Everything is defined using flake-parts modules, allowing us to easily spin this up in new projects, or on newly onboarded developers' machines.

Using

Installation

If you want to get started using this, follow these steps:

  1. Install lix, following the upstream instructions.
  2. Once lix is installed, you can enter any Famedly project and run nix develop. Assuming the project is configured to use the engineering standards, the resulting shell will give any further instructions.
  3. [Optional] use direnv to automatically enter project shells when entering Famedly project directories.
    • This is especially useful if you use a non-bash shell.
  4. [Optional] configure your editor to use the direnv-based shell as well

Starting a new project

To use the standards in a new project, create the following flake.nix file at the root of the project:

{
  description = "Example project";

  inputs = {
    famedly-engineering-standards.url = "github:famedly/engineering-standards";

    nixpkgs.follows = "famedly-engineering-standards/nixpkgs";
    flake-parts.follows = "famedly-engineering-standards/flake-parts";
  };

  outputs =
    { famedly-engineering-standards, flake-parts, ... }@inputs:
    flake-parts.lib.mkFlake { inherit inputs; } {
      imports = [ famedly-engineering-standards.flakeModules.default ];

      systems = famedly-engineering-standards.lib.famedlySystems;

      perSystem = { inputs', ... }: {
        # Specify a default devshell for the project; other options are
        # documented in the devshells section below.
        #
        # devShells.default = inputs'.famedly-engineering-standards.devShells.rust;

        famedly.standards = {
          # Read module documentation for further details, but most
          # likely you want one of the following:
          #
          # dart.projects."." = { };
          # rust.projects."." = { };
        };
      };
    };
}

After this, follow the Updating section.

Devshells

Devshells allow setting up development environments for projects. For the most part, the devshells in this project should contain everything needed, but some project-specific development utilities and scripts can make sense to add downstream.

The following basic devshells are available:

Name Purpose
rust Contains the Famedly Rust toolchain, and everything required to build Rust projects.
k8s Contains miscellaneous k8s-related utilities, especially useful on MacOS.

Projects should generally choose one of these to alias to the projects' default devshell - this allows new developers to very easily get started by just running nix develop.

To customize the projects' shell, override the relevant devshell's settings according to the upstream documentation.

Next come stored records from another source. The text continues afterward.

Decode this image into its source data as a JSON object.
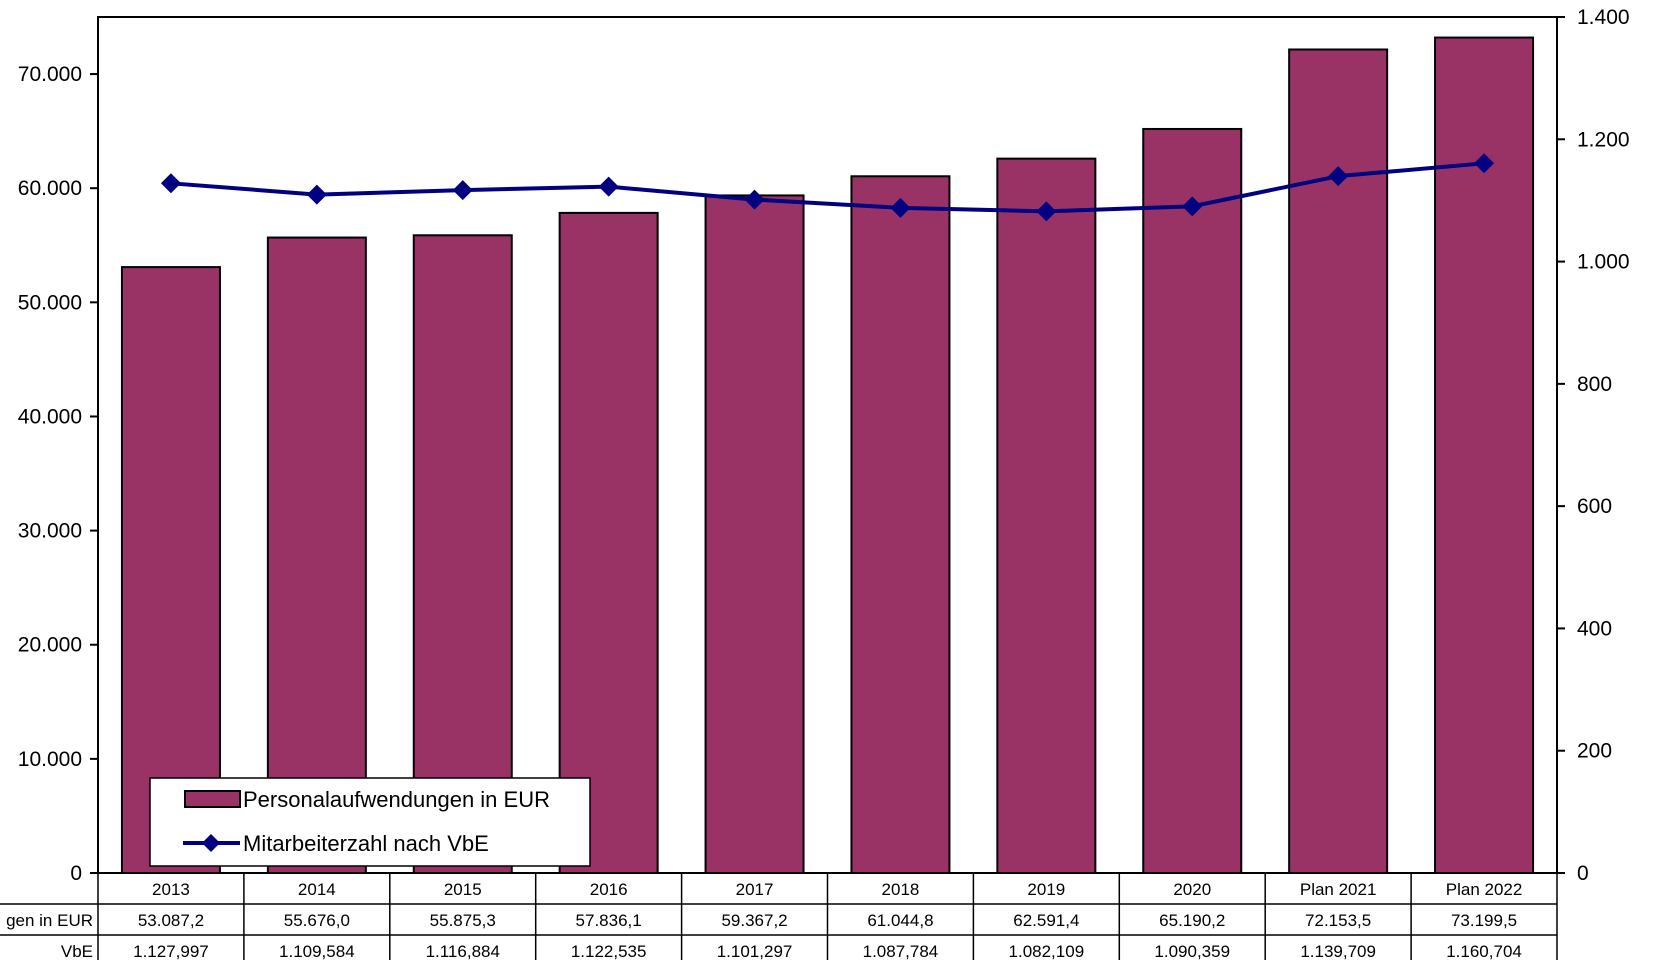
{
  "chart_data": {
    "type": "bar",
    "categories": [
      "2013",
      "2014",
      "2015",
      "2016",
      "2017",
      "2018",
      "2019",
      "2020",
      "Plan 2021",
      "Plan 2022"
    ],
    "series": [
      {
        "name": "Personalaufwendungen in EUR",
        "type": "bar",
        "axis": "left",
        "color": "#993366",
        "values": [
          53087.2,
          55676.0,
          55875.3,
          57836.1,
          59367.2,
          61044.8,
          62591.4,
          65190.2,
          72153.5,
          73199.5
        ]
      },
      {
        "name": "Mitarbeiterzahl nach VbE",
        "type": "line",
        "axis": "right",
        "color": "#000080",
        "marker": "diamond",
        "values": [
          1127.997,
          1109.584,
          1116.884,
          1122.535,
          1101.297,
          1087.784,
          1082.109,
          1090.359,
          1139.709,
          1160.704
        ]
      }
    ],
    "y_left": {
      "ylim": [
        0,
        75000
      ],
      "ticks": [
        0,
        10000,
        20000,
        30000,
        40000,
        50000,
        60000,
        70000
      ],
      "tick_labels": [
        "0",
        "10.000",
        "20.000",
        "30.000",
        "40.000",
        "50.000",
        "60.000",
        "70.000"
      ]
    },
    "y_right": {
      "ylim": [
        0,
        1400
      ],
      "ticks": [
        0,
        200,
        400,
        600,
        800,
        1000,
        1200,
        1400
      ],
      "tick_labels": [
        "0",
        "200",
        "400",
        "600",
        "800",
        "1.000",
        "1.200",
        "1.400"
      ]
    },
    "grid": false,
    "legend": {
      "position": "bottom-left",
      "entries": [
        "Personalaufwendungen in EUR",
        "Mitarbeiterzahl nach VbE"
      ]
    },
    "data_table": {
      "row_labels": [
        "gen in EUR",
        "VbE"
      ],
      "rows": [
        [
          "53.087,2",
          "55.676,0",
          "55.875,3",
          "57.836,1",
          "59.367,2",
          "61.044,8",
          "62.591,4",
          "65.190,2",
          "72.153,5",
          "73.199,5"
        ],
        [
          "1.127,997",
          "1.109,584",
          "1.116,884",
          "1.122,535",
          "1.101,297",
          "1.087,784",
          "1.082,109",
          "1.090,359",
          "1.139,709",
          "1.160,704"
        ]
      ]
    }
  }
}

For example:

# flake-parts module
{
  perSystem = { pkgs, lib, ... }: {
    devshells.rust = {
      name = "example-famedly-project";

      commands = [
        {
          name = "project-help";
          help = "print information to help getting started with this project";
          category = "[general commands]";
          command = ''
            ${lib.getExe' pkgs.coreutils "cat"} <<'EOF'
            This is an example project to help show off our engineering standards!

            Normally this would contain some simple build instructions, or maybe some
            hints for testing, but since this is an example there is nothing actually
            here.
            EOF
          '';
        }
      ];
    };
  };
}

Updating

Run these commands:

$ nix flake update famedly-engineering-standards
$ nix run .#filegen-activate

Currently, this may introduce breaking changes. We will provide migrations and generally a better update process in the future, but while we are iterating on the initial standards large changes are to be expected.

Contributing

Simple changes for non-nix developers

General "standards", i.e. anything that can be defined reasonably without benefiting from nix module semantics, should live in the standards/ directory.

Care will be taken that these can be maintained without involving nix, to ensure that most developers can interact with this repository.

If you struggle creating a completely new file, ask someone with more nix experience to help you hook this into the filegen-activate command.